Together, these and other findings "consistently indicate that TP53 missense mutations have dominant-negative activity without evidence of [gain-of-function] capacity," senior and corresponding author Benjamin Ebert, a medical oncology researcher affiliated with Dana-Farber, the Broad, and Brigham and Women's Hospital, and his colleagues wrote in their Science study.
"We therefore propose a model in which missense variants exert a [dominant-negative effect] that shapes the mutational spectrum early in the development of myeloid malignancies, often still at the premalignant stage," they added, "thereby providing a clonal reservoir of cells that are prone to expand and acquire secondary mutations, resulting in the development of myeloid malignancies."
Past studies suggest that the suite of somatic mutations that coincide with TP53 mutations can vary by cancer type, though an integrated pan-cancer genomic study reported recently in Cell Reports described a gene expression signature associated with outcomes in 11 cancer types involving TP53 mutations.
In another study published in PLOS One this month, researchers from Japan described somatic mutations affecting the FGFR3 and RAS genes, which are often found in non-muscle-invasive bladder cancers that occur in individuals with a specific TP53 mutation.

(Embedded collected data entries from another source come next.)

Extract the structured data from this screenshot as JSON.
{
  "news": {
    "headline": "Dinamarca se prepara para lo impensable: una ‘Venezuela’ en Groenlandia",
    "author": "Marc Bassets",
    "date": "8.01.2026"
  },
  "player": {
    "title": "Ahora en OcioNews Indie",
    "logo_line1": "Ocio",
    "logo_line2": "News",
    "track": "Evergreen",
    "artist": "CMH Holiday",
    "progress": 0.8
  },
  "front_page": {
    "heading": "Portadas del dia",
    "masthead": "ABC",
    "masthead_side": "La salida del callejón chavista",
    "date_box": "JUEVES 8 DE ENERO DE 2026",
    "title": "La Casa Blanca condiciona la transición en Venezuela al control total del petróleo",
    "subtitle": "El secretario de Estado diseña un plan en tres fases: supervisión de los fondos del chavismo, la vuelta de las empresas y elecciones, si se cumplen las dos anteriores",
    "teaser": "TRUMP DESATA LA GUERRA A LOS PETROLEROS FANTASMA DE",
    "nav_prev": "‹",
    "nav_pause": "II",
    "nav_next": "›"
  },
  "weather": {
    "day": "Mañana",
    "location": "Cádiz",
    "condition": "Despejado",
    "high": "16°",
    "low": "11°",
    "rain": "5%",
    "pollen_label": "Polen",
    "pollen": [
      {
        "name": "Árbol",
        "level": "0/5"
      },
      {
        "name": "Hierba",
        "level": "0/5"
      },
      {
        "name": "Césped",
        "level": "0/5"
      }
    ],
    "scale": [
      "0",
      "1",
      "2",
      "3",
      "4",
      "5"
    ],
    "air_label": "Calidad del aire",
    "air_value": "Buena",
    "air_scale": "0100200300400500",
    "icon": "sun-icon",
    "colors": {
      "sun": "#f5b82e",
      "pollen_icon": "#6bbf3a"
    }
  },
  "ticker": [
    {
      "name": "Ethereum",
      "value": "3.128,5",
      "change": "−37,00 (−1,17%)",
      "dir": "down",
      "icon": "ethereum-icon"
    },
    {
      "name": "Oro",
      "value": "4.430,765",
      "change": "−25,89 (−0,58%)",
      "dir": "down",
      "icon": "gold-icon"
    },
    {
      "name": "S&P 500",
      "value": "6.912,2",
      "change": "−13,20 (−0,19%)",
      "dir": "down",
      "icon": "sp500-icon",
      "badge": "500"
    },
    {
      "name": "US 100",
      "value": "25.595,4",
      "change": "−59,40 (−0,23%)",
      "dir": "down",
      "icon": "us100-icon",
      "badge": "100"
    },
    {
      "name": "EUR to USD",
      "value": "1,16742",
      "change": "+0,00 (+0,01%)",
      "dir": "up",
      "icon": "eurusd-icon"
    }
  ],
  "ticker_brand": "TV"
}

For their new study, the researchers used CRISPR-Cas9 editing to first introduce six missense TP53 mutations into two different AML cell lines, known as K562 and MOLM13. After finding hints that the missense changes in one TP53 gene could have a dominant-negative effect on the other copy of the gene, they screened all potential missense changes in TP53 in an AML cell line containing a green fluorescent protein-tagged copy of wild type p53 — producing amino acid changes that lined up with those described in more than 1,000 individuals with myeloid malignancies.
From there, the team exposed cells to varying concentrations of DNA-damaging chemotherapy drugs such as daunorubicin or compounds such as nutlin-3a, which interfere with the ability of the TP53 gene product p53 to bind MDM2, contributing to proteasomal degradation. It also tested TP53 mutations in other cell types and in mouse models, generating additional data that seemed to argue against a gain-of-function role for mutant TP53.
"Future studies aimed at elucidating the molecular mechanisms of the [dominant-negative effect] may lead to therapeutic strategies that prevent outgrowth of TP53-mutant clones and progression into AML and MDS," the authors wrote.
In a related perspectives article in Science, the Karolinska Institute's David Lane discussed the loss-of-function and dominant-negative effects that the TP53 missense mutations had in the myeloid cancer setting.
But, he cautioned against over-interpreting the results. For example, Lane pointed to the potential importance of TP53 gene dosage and noted that the dominant-negative effect reported "may be affected by the amount of p53 protein being expressed."